Essa seria uma sugestão de utilidade: IA para reparação afetiva.
Outra questão diz respeito às fontes de dados com as quais os grandes modelos de linguagem (LLMs) são pré-treinados, além dos vieses presentes nesses treinamentos. Artefatos são formas de expressar ideias e emoções, refletindo o valor cultural, histórico, científico ou artístico de um povo. Quantos textos escritos por pessoas negras são usados nesses treinamentos? E fotos com pessoas negras? É frustrante a tentativa de criar um cartaz, por exemplo, escrevendo no prompt de instruções para a IA que é necessário incluir uma pessoa com acarajé. Quando se busca imagens de bolinho de feijão, aparece muita coisa, mas dificilmente o que visualmente reconhecemos como acarajé. Exemplos não faltam, inclusive de forma negativa, com uma recorrente associação de pessoas negras a elementos e comportamentos ruins.
Devemos os negros gerar artefatos em massa para disputar com as IAs? Pessoas negras estão produzindo conteúdo constantemente, mas este fica restrito a programas de mensagens instantâneas, como WhatsApp, ou outros círculos de informação nas redes sociais. Esses conteúdos são usados para treinar LLMs de diversas corporações, mas quanto podemos diversificar os artefatos intencionalmente? Através de blogs? Álbuns públicos de fotografias? Digitalização de acervos? Criação de diretórios com mapeamentos de conteúdos? Compra de domínios em leilões que possuam alta influência em difusão e a criação de sites no estilo Blogueiras Negras, Portal Gelédes, Alma Preta?

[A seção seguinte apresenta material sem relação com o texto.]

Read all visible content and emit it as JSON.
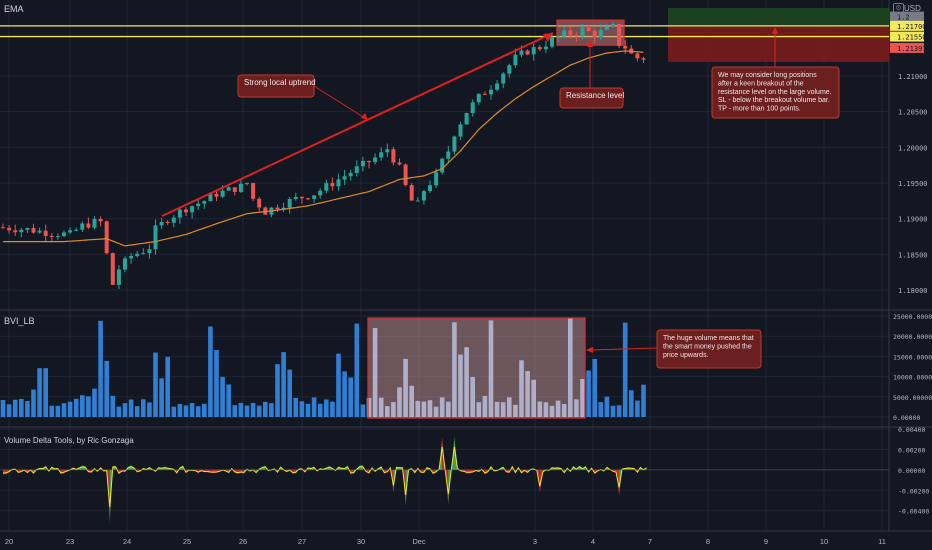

Devem pesquisadores negros e negras contribuir para projetos originais de modelos de linguagem com seus próprios artefatos? Recentemente, aconteceu o caso da Universidade de Stanford, acusada de plágio em um modelo de linguagem de IA desenvolvido pela Universidade Chinesa Tsinghua. Como foi provado o plágio? Segundo o site China Daily, a empresa chinesa ModelBest confirmou em 2 de junho que o grande projeto modelo da equipe de Stanford, Llama3-V, semelhante ao seuMiniCPM, é capaz de reconhecer Tsinghua Bamboo Slips, uma coleção de textos chineses que datam do período dos Estados Combatentes (475-221 aC) e escrito em tinta em deslizamentos de bambu. Os recibos foram doados para a Universidade de Tsinghua em 2008.
Segunda sugestão de IA: Diversidade de artefatos como fonte para LLMs.
Conclusão: Sua criticidade e criatividade são fundamentais na criação de novas tecnologias, seja no design, na privacidade, no desenvolvimento ou nos Direitos Digitais, entre tantas outras possibilidades nesse mundo cada vez mais digital. Criar o seu primeiro algoritmo começa com a crença de que você também pode, buscando recursos, redes de apoio e, sobretudo, estudo e oportunidades. O seu legado, a partir de onde você vê e é, pode contribuir muito para uma internet diversa, livre e aberta.